23 Chinese Swimmers Tested Positive for Doping Substances in 2021 but Were Freely Dismissed and Not Suspended. ARD Investigations Threaten to Upend the World Anti-Doping Agency (WADA) and International Olympic Committee (IOC) Just Before the Paris Olympics.

Few words, yet they cast doubt on WADA's credibility. "Some of the athletes didn't even stay at that hotel", reads a chat excerpt cited in ARD's latest film. One of the 23 positively tested Chinese swimmers is believed to have written this statement. The controversy surrounding their cases has heated up public discourse for months.

If this information is indeed authentic and accurate, WADA and the IOC would face a significant problem. To date, both WADA and the IOC have trusted the Chinese explanation that the 2021 positively tested athletes were innocent, attributing their positive tests to contamination with the banned substance Trimetazidine in the hotel kitchen. However, if some of the athletes did not reside in that hotel, this explanation would face significant cracks.

"The list of 23 looks like a fake," the chat continues. Moreover, another informant claims that not all the affected swimmers lived under the same roof. "Athletes have told me that for sure, two of the swimmers, possibly even more, were not in this hotel. They were in another accommodation," says the unnamed whistleblower in the film "Geheimsache Doping: Schmutzige Spiele," which has been available in the ARD Mediathek since the past Friday.

11 of the 23 Positive Cases to Compete in Paris

Has China manipulated its report at a crucial juncture? The veracity of these reports cannot be confirmed. Both WADA and the Chinese Anti-Doping Agency dismissed any cover-up allegations upon ARD's inquiry. The 23 swimmers did not respond to inquiries.

However, WADA and the IOC find themselves in an explanatory predicament just a week before the Paris Olympics' opening ceremony. "If all this is confirmed, I see WADA in a huge responsibility here, absolutely and clearly, to establish clarity," says Lea Krüger, a sabre fencer from the German Athletes' Association, regarding the investigation results: "Not only with regard to what happened at WADA, but explicitly about what happened in China. This cannot just remain as it is."

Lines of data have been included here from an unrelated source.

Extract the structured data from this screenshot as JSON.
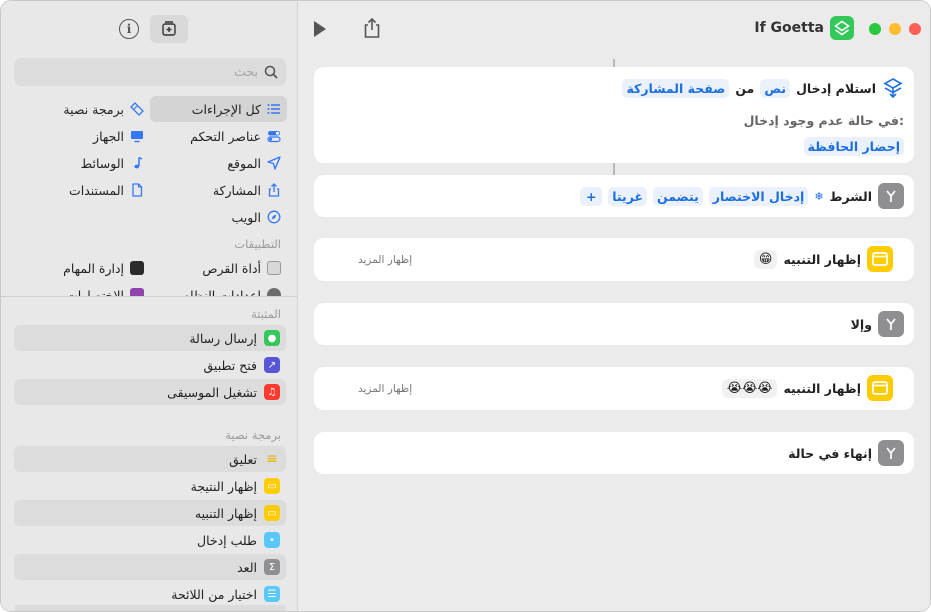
{
  "window": {
    "title": "If Goetta"
  },
  "sidebar": {
    "search_placeholder": "بحث",
    "categories": [
      {
        "label": "كل الإجراءات",
        "icon": "list-icon"
      },
      {
        "label": "برمجة نصية",
        "icon": "scripting-icon"
      },
      {
        "label": "عناصر التحكم",
        "icon": "toggle-icon"
      },
      {
        "label": "الجهاز",
        "icon": "display-icon"
      },
      {
        "label": "الموقع",
        "icon": "location-arrow-icon"
      },
      {
        "label": "الوسائط",
        "icon": "music-note-icon"
      },
      {
        "label": "المشاركة",
        "icon": "share-icon"
      },
      {
        "label": "المستندات",
        "icon": "document-icon"
      },
      {
        "label": "الويب",
        "icon": "compass-icon"
      }
    ],
    "apps_label": "التطبيقات",
    "apps": [
      {
        "label": "أداة القرص",
        "icon": "disk-utility-icon"
      },
      {
        "label": "إدارة المهام",
        "icon": "activity-monitor-icon"
      },
      {
        "label": "إعدادات النظام",
        "icon": "system-settings-icon"
      },
      {
        "label": "الاختصارات",
        "icon": "shortcuts-app-icon"
      }
    ],
    "pinned_label": "المثبتة",
    "pinned": [
      {
        "label": "إرسال رسالة",
        "color": "#34c759"
      },
      {
        "label": "فتح تطبيق",
        "color": "#5856d6"
      },
      {
        "label": "تشغيل الموسيقى",
        "color": "#ff3b30"
      }
    ],
    "scripting_label": "برمجة نصية",
    "scripting": [
      {
        "label": "تعليق",
        "color": "#ffcc00"
      },
      {
        "label": "إظهار النتيجة",
        "color": "#ffcc00"
      },
      {
        "label": "إظهار التنبيه",
        "color": "#ffcc00"
      },
      {
        "label": "طلب إدخال",
        "color": "#5ac8fa"
      },
      {
        "label": "العد",
        "color": "#8e8e93"
      },
      {
        "label": "اختيار من اللائحة",
        "color": "#5ac8fa"
      }
    ]
  },
  "editor": {
    "receive": {
      "title": "استلام إدخال",
      "type": "نص",
      "from": "من",
      "source": "صفحة المشاركة",
      "fallback_label": "في حالة عدم وجود إدخال:",
      "fallback_action": "إحضار الحافظة"
    },
    "if_block": {
      "label": "الشرط",
      "input": "إدخال الاختصار",
      "condition": "يتضمن",
      "value": "غريتا",
      "add": "+"
    },
    "alert1": {
      "label": "إظهار التنبيه",
      "emoji": "😁",
      "more": "إظهار المزيد"
    },
    "otherwise": {
      "label": "وإلا"
    },
    "alert2": {
      "label": "إظهار التنبيه",
      "emoji": "😭😭😭",
      "more": "إظهار المزيد"
    },
    "end_if": {
      "label": "إنهاء في حالة"
    }
  },
  "colors": {
    "accent": "#1d6fe0",
    "green": "#34c759",
    "yellow": "#ffcc00",
    "red": "#ff5f57"
  }
}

To date, the seemingly independent WADA investigation relies on the Chinese account. Consequently, all 23 athletes were cleared, and 11 of them are scheduled to compete in Paris as of the current status. Almost incidentally, it emerged that some swimmers wanted to learn about their positive tests only in April 2024. This would be a clear violation of WADA rules.

"It Smells of Cover-up"

The IOC had only recently expressed its "full trust" in WADA in repeated statements. WADA had previously obtained confirmation from Swiss prosecutor Eric Cottier in an interim report that the investigation into the China case had proceeded correctly. Subsequently, the IOC called on all parties involved in the system to respect WADA as the highest authority in the fight against doping.

Among WADA's stakeholders are the chief critics of the US Anti-Doping Agency (USADA) and the United States, the largest state donor in the global anti-doping campaign. Germany also pays millions annually to the agency.

The USADA head is certainly not enthusiastic. "It smells like cover-up at the highest level of the World Anti-Doping Agency," Travis Tygart had already said in April: "It's a dagger in the back of every clean athlete. And for us, who fight daily around the earth ball for a clean sport."

  1. The allegations of a cover-up in China's doping cases have put the World Anti-Doping Agency (WADA) and the International Olympic Committee (IOC) under scrutiny, especially as 11 of the 23 Chinese swimmers tested positive for doping substances in 2021 are set to compete in the Olympic Games 2024 in Paris.
  2. The United States Anti-Doping Agency (USADA) head, Travis Tygart, has accused WADA of a cover-up at its highest level, stating that it "smells like cover-up" in the investigation of the Chinese doping cases.
  3. The controversy surrounding the Chinese doping cases has raised questions about the credibility of WADA's investigations, particularly with regard to the 23 Chinese swimmers who tested positive for doping substances in 2021 but were not suspended despite staying in a hotel where Trimetazidine, a banned substance, was allegedly present.